Я лгу ему, все больше запутываясь в своей лжи. Говорю, что пациентка нестабильна. Говорю, что хочу дождаться родов, чтобы посмотреть, убьет ли она рожденного ребенка, настаиваю на том, что предабортные состояния, к тому же у жертв насилия разительно отличаются от послеродовых. Убеждаю его в ценности этого эксперимента, верю каждому своему слову, но знаю, что лгу.
На что я рассчитываю? Я даже в мыслях не допускаю абсурдную картину, в которой организую побег или краду выродка, чтобы подбросить в какую-нибудь Колыбель. Я может быть и слабею рассудком, но еще не окончательно обезумел. И не собираюсь превращаться в идиота, а только идиот может поступить подобным образом. Мне все еще глубоко отвратительна эта женщина, мне отвратителен ребенок, которого она носит, и я не испытываю никакой жалости, когда думаю об их смерти.
Я представляю себе глаза Кэт, моей милой Кэт, которая так далеко от всей этой грязи. Что бы она сказала, если бы узнала, что я собираюсь сделать?
Кэт
Кэтрин
Кэт!!!
…
Последние слова едва угадывались в нескольких все еще идеально ровных линиях, перечеркнувших их с таким нажимом, что почти порвали бумагу.
…
Я почти смирился с блажью Кэт.
Смеюсь, говорю ей, что мы станем героями анекдотов — лучший альбионский врач заработался и заметил беременность жены только когда та начала рожать!
Но мне совершенно не смешно, я только пытаюсь ее успокоить.
Вчера у меня мелькнула абсурдная, черная мысль.

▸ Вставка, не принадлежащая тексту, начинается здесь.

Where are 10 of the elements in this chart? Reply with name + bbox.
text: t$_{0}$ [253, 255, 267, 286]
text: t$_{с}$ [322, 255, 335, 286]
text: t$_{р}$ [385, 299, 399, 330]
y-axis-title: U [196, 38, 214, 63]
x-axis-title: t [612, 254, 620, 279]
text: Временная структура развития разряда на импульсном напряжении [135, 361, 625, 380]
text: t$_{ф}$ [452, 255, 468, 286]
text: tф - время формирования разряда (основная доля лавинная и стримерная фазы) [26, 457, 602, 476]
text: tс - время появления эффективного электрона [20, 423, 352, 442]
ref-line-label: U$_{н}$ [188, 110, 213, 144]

Жестокая и по-настоящему злая. Я ненавижу себя за нее, презираю себя и больше никогда, никогда не допущу даже тени ее в своей душе.
Я думал о том, чтобы втайне дать Кэт абортивный препарат.
Я должен исповедоваться патеру Морну. Это поможет, обязательно поможет, в конце концов зачем еще существуют клирики?!
…
Я пришел на исповедь и не смог признаться. Эта череда ошибок, лжи и жестокости тянется слишком глубоко. Кто бы мог подумать, что проклятая мокрая грязь Гунхэго окажется столь плодородной, что напитает такую мерзкую историю и позволит ей расцвести такими отвратительными цветами.
Я раскаиваюсь?
Я чувствую раскаяние. Но не могу понять, что именно сделал не так.
…
Тридцать четвертая пациентка стала моей навязчивой идеей.
Я пошел на преступление. Я не знаю, как, что, проклятье, делаю и зачем, но я меняю «Грай» на другой, нейтральный препарат.
Никто об этом не знает. Если мой обман раскроется — мне конец.
И Кэтрин тоже. Остаться вдовой государственного преступника — вот уж завидная участь для наследницы одного из самых знатных альбионских домов!
Но я не могу ничего с собой сделать.
Если эта женщина умрет по моей вине — все закончится.